Aleksandr Khomutov May 25, 2026 ≈ 4 min

A minor bug pushed the error rate up by 0.05%. The on-call engineer's first instinct is to roll everything back at once. But a rollback under pressure introduces risk of its own: a new deploy, a new failure surface, a decision made in panic mode. The seasoned SRE did something else — they looked at the remaining error budget. With 98% of the monthly budget still left, there was plenty of room for a calm fix-forward, and an emergency rollback would only have added instability. That isn't a failure — it's planned imperfection, which is exactly what the budget exists for.

The entire value of the SLO approach rests on a single idea: before you react to a deviation, look at the budget. A high remaining balance means time for a thoughtful fix. A low one means mitigate now, write the postmortem later. A number instead of an argument.

A budget for risk, not for perfection

SLI is a measurable metric of what the user actually feels: the share of successful requests, the share of requests faster than 200 ms. SLO is the target value of that metric over a window (say, 99.9% over 30 days). And error budget = 1 − SLO is the permissible "share of bad." For 99.9% over a month, the budget works out to roughly 43 minutes of downtime.

The key mental shift: those 43 minutes are not something to be ashamed of — they are a resource you can spend. On risky releases, on experiments, on migrations. Burning the budget down to zero is a signal, not a catastrophe.

It also follows that chasing "five nines" (99.999%) is almost always counterproductive. The cost of reliability grows exponentially, and above 99.9% you run into the SLOs of your own dependencies — the cloud load balancer, DNS, external APIs. Realistic targets are more grounded: an internal admin tool lives at 99%, a public website at 99.9%, a critical API at 99.95%, payments at 99.99%. A goal of "99.999% and faster" doesn't inspire a team — it demoralises it.

The Error Budget Policy — a lever, not a decoration

On its own, the budget is just a number.
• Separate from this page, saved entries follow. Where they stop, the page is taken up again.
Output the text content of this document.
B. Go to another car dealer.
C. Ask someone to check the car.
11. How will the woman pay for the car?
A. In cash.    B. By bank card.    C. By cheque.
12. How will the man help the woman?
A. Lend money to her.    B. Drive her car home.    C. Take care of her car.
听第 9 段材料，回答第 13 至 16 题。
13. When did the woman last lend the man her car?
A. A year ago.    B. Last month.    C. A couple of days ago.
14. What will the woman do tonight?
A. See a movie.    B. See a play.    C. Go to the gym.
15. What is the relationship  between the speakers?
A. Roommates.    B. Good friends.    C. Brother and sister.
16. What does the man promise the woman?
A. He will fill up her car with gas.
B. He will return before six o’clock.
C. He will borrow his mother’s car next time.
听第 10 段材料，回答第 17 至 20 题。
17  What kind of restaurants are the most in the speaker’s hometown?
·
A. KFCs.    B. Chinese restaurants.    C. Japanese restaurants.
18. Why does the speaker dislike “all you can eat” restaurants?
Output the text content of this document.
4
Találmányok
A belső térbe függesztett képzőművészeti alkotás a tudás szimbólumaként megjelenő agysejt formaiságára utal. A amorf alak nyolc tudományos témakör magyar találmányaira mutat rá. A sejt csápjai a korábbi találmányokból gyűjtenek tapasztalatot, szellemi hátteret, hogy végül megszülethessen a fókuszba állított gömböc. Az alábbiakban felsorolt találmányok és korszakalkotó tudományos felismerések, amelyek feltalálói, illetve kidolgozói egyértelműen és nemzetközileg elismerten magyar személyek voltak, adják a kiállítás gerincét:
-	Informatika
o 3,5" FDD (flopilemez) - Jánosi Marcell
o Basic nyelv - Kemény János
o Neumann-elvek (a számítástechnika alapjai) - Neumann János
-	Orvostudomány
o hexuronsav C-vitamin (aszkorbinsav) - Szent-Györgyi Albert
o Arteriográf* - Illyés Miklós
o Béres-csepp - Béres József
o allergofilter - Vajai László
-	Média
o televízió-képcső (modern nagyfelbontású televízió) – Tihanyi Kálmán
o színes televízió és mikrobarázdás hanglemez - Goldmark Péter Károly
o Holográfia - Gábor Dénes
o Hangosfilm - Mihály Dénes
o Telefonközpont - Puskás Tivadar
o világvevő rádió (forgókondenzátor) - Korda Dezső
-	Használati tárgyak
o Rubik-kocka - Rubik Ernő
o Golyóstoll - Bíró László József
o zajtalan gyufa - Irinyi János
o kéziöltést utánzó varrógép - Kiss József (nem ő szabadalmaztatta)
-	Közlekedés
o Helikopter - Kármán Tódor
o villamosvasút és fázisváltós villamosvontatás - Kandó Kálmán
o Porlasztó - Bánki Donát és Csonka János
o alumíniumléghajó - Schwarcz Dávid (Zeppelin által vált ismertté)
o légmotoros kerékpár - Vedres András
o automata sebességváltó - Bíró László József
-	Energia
What gives it force is a policy: actions agreed in advance, keyed to how much budget remains.

Above 50% remaining — ship features freely.
20–50% — require a soak in staging before prod (a day, say).
Below 20% — freeze non-critical changes, focus on reliability.
Budget exhausted — full freeze, the whole sprint goes to reliability work.

The point of this table is that it ends the eternal argument over "should we freeze right now." The decision is tied to a number, not to who's loudest in the chat. The business gets a tool to manage the speed-versus-stability trade-off without having to read PromQL.
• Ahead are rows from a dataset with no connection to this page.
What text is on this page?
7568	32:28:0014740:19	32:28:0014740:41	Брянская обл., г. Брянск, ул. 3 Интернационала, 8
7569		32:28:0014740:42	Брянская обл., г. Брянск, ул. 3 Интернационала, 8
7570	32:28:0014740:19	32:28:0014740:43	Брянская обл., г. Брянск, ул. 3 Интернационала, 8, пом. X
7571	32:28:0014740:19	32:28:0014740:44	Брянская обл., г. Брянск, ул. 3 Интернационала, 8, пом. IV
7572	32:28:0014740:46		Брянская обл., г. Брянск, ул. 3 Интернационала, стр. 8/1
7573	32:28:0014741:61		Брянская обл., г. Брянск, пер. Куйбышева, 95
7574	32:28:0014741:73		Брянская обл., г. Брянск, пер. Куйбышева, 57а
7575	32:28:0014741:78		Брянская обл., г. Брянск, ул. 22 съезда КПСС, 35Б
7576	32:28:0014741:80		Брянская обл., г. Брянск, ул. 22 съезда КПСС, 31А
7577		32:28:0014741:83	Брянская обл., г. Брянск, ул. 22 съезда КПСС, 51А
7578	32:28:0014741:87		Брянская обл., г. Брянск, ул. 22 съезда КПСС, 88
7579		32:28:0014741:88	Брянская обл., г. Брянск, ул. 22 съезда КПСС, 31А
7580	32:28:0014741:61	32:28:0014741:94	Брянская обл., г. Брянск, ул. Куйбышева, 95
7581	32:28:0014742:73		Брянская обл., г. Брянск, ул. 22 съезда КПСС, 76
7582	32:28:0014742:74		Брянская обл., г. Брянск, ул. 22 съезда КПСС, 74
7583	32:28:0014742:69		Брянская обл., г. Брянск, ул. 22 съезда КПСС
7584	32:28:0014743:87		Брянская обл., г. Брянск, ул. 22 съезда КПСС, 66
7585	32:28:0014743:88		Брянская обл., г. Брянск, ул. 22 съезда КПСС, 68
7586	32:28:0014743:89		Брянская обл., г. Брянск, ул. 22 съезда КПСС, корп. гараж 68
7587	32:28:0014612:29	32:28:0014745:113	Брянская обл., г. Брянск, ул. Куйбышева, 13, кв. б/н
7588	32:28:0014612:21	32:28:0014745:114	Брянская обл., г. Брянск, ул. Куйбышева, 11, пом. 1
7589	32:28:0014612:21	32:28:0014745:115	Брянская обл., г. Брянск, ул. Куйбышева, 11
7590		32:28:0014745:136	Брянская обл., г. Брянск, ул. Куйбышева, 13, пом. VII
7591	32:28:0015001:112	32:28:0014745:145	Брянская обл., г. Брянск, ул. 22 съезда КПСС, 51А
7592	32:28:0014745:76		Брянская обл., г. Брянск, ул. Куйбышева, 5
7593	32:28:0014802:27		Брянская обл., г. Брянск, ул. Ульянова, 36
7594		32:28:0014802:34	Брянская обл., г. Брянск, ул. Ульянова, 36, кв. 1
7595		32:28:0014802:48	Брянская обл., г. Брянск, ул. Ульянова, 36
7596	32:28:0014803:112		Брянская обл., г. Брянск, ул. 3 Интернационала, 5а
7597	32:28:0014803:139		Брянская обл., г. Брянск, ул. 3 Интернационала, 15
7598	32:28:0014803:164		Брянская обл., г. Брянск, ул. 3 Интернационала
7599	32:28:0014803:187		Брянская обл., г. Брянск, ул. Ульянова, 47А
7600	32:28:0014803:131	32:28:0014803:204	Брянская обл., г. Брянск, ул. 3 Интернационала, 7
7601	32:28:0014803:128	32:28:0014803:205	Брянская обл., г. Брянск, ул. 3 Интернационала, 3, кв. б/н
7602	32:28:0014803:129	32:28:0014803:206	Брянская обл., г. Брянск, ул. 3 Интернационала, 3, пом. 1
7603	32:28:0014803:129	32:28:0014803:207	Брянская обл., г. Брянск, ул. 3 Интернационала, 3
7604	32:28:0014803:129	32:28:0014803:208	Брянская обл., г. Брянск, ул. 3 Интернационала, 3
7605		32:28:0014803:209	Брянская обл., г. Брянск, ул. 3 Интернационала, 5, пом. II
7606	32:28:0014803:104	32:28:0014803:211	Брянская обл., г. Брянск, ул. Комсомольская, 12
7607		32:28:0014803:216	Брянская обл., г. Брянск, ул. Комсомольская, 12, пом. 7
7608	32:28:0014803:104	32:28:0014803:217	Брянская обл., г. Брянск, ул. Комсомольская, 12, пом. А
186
But a policy with no teeth is useless. If the budget is exhausted and the team keeps shipping features because of "the deadline," the budget is decorative and the whole construct loses its meaning. A policy works only as far as the organisation is willing to follow it.
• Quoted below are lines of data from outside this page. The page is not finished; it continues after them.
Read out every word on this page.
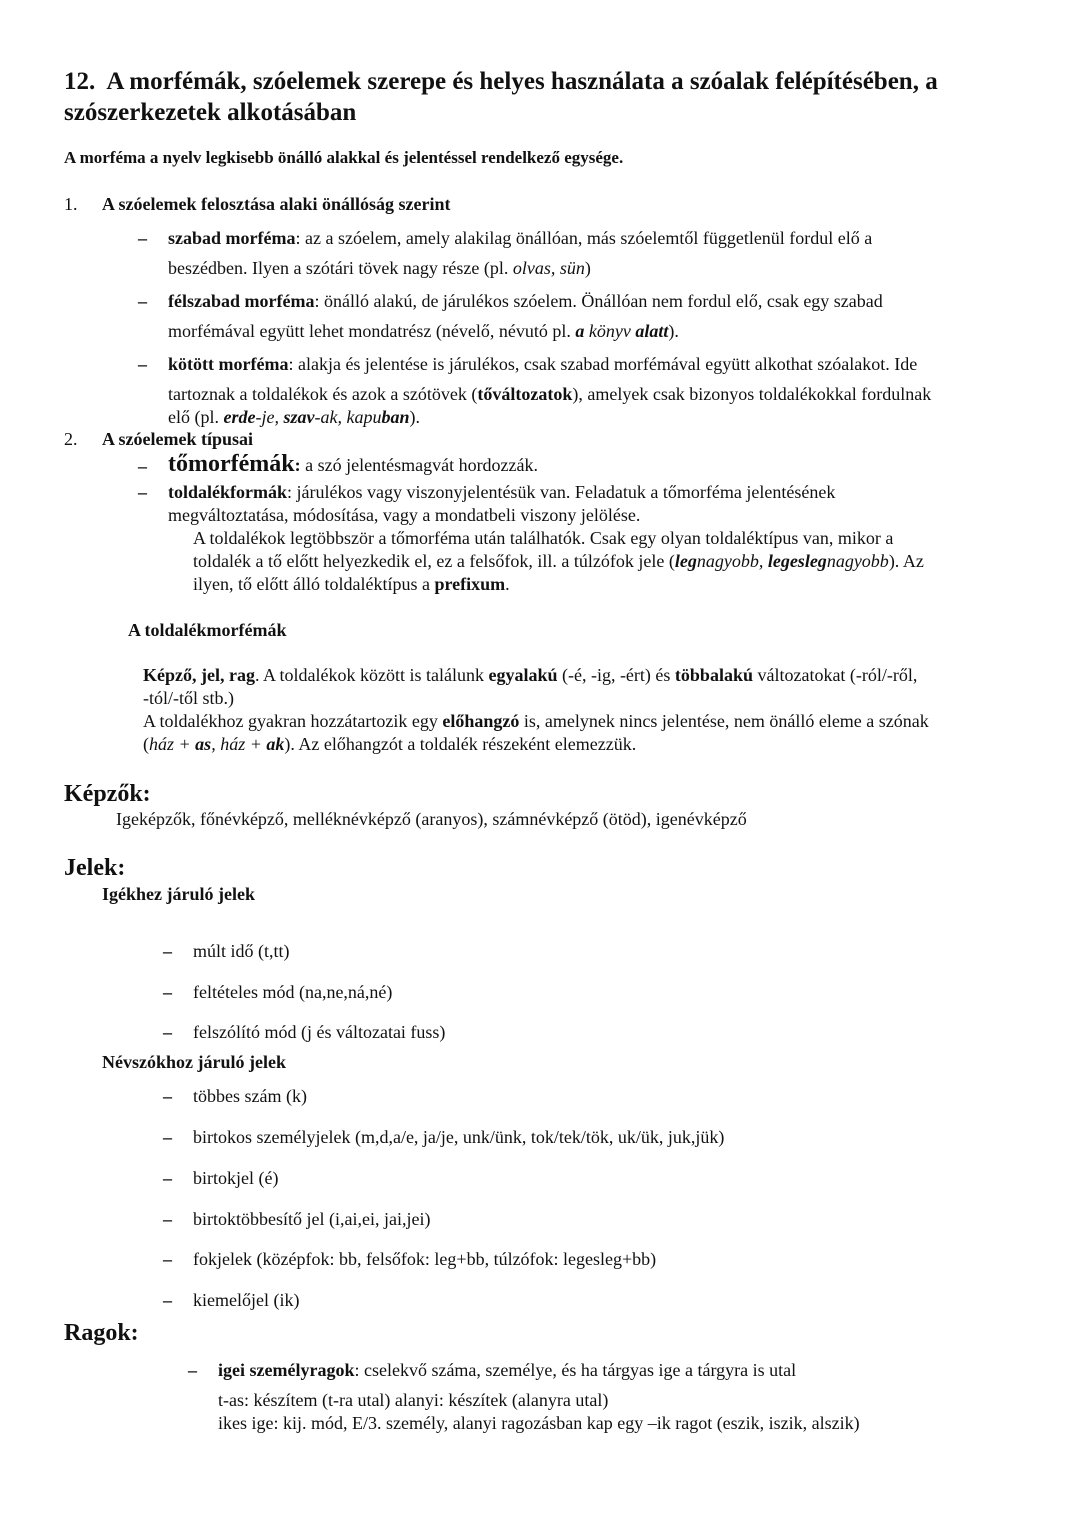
12. A morfémák, szóelemek szerepe és helyes használata a szóalak felépítésében, a
szószerkezetek alkotásában
A morféma a nyelv legkisebb önálló alakkal és jelentéssel rendelkező egysége.
1. A szóelemek felosztása alaki önállóság szerint
– szabad morféma: az a szóelem, amely alakilag önállóan, más szóelemtől függetlenül fordul elő a
beszédben. Ilyen a szótári tövek nagy része (pl. olvas, sün)
– félszabad morféma: önálló alakú, de járulékos szóelem. Önállóan nem fordul elő, csak egy szabad
morfémával együtt lehet mondatrész (névelő, névutó pl. a könyv alatt).
– kötött morféma: alakja és jelentése is járulékos, csak szabad morfémával együtt alkothat szóalakot. Ide
tartoznak a toldalékok és azok a szótövek (tőváltozatok), amelyek csak bizonyos toldalékokkal fordulnak
elő (pl. erde-je, szav-ak, kapuban).
2. A szóelemek típusai
– tőmorfémák: a szó jelentésmagvát hordozzák.
– toldalékformák: járulékos vagy viszonyjelentésük van. Feladatuk a tőmorféma jelentésének
megváltoztatása, módosítása, vagy a mondatbeli viszony jelölése.
A toldalékok legtöbbször a tőmorféma után találhatók. Csak egy olyan toldaléktípus van, mikor a
toldalék a tő előtt helyezkedik el, ez a felsőfok, ill. a túlzófok jele (legnagyobb, legeslegnagyobb). Az
ilyen, tő előtt álló toldaléktípus a prefixum.
A toldalékmorfémák
Képző, jel, rag. A toldalékok között is találunk egyalakú (-é, -ig, -ért) és többalakú változatokat (-ról/-ről,
-tól/-től stb.)
A toldalékhoz gyakran hozzátartozik egy előhangzó is, amelynek nincs jelentése, nem önálló eleme a szónak
(ház + as, ház + ak). Az előhangzót a toldalék részeként elemezzük.
Képzők:
Igeképzők, főnévképző, melléknévképző (aranyos), számnévképző (ötöd), igenévképző
Jelek:
Igékhez járuló jelek
– múlt idő (t,tt)
– feltételes mód (na,ne,ná,né)
– felszólító mód (j és változatai fuss)
Névszókhoz járuló jelek
– többes szám (k)
– birtokos személyjelek (m,d,a/e, ja/je, unk/ünk, tok/tek/tök, uk/ük, juk,jük)
– birtokjel (é)
– birtoktöbbesítő jel (i,ai,ei, jai,jei)
– fokjelek (középfok: bb, felsőfok: leg+bb, túlzófok: legesleg+bb)
– kiemelőjel (ik)
Ragok:
– igei személyragok: cselekvő száma, személye, és ha tárgyas ige a tárgyra is utal
t-as: készítem (t-ra utal) alanyi: készítek (alanyra utal)
ikes ige: kij. mód, E/3. személy, alanyi ragozásban kap egy –ik ragot (eszik, iszik, alszik)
Multi-burn-rate: how the budget becomes an alert

A typical mistake is to wire up an alert for "the SLO dropped below 99.9%." That threshold fires on a loss of less than a percent and wakes the on-call for nothing. Far more precise is to measure the burn rate — the speed at which the budget is consumed — across several windows at once.

The logic is simple. If we burn 2% of the monthly budget in an hour, that's critical and a middle-of-the-night page is justified (fast burn, burn_rate_1h > 14.4 × 0.001, confirmed by a short 5-minute window). If 5% goes in six hours, that's serious but a daytime ticket will do (slow burn, burn_rate_6h > 6 × 0.001 with a 30-minute confirmation). The dual window — a long one plus a short confirming one — filters out false alarms from a random spike.

The multipliers 14.4 and 6 aren't magic; they're the standard tables from the SRE Workbook for a 99.9% SLO. Generators like Sloth emit these rules from a short YAML spec, adding recording rules for the 5m/30m/1h/6h windows so that Grafana and the alerts read ready-made metrics instead of computing heavy PromQL on every render.

The same burn rate also works as a deploy gate: a rule of "halt rollouts at a 10× burn rate" is transparent for CI/CD. The arithmetic is convincing — 10× for 99.9% burns the monthly budget in three days; ship a regression at that moment and full burnout arrives in hours. This dovetails with the policy: an exhausted budget means a full freeze, a high burn rate a pre-emptive one.

Taken together, SLO, error budget and multi-burn-rate aren't three separate practices but a single chain: the metric measures the user's pain, the budget turns it into a resource, and the policy and alerts turn that resource into decisions. The budget becomes a shared language in which the business and the engineers can agree — without panic and without arguments.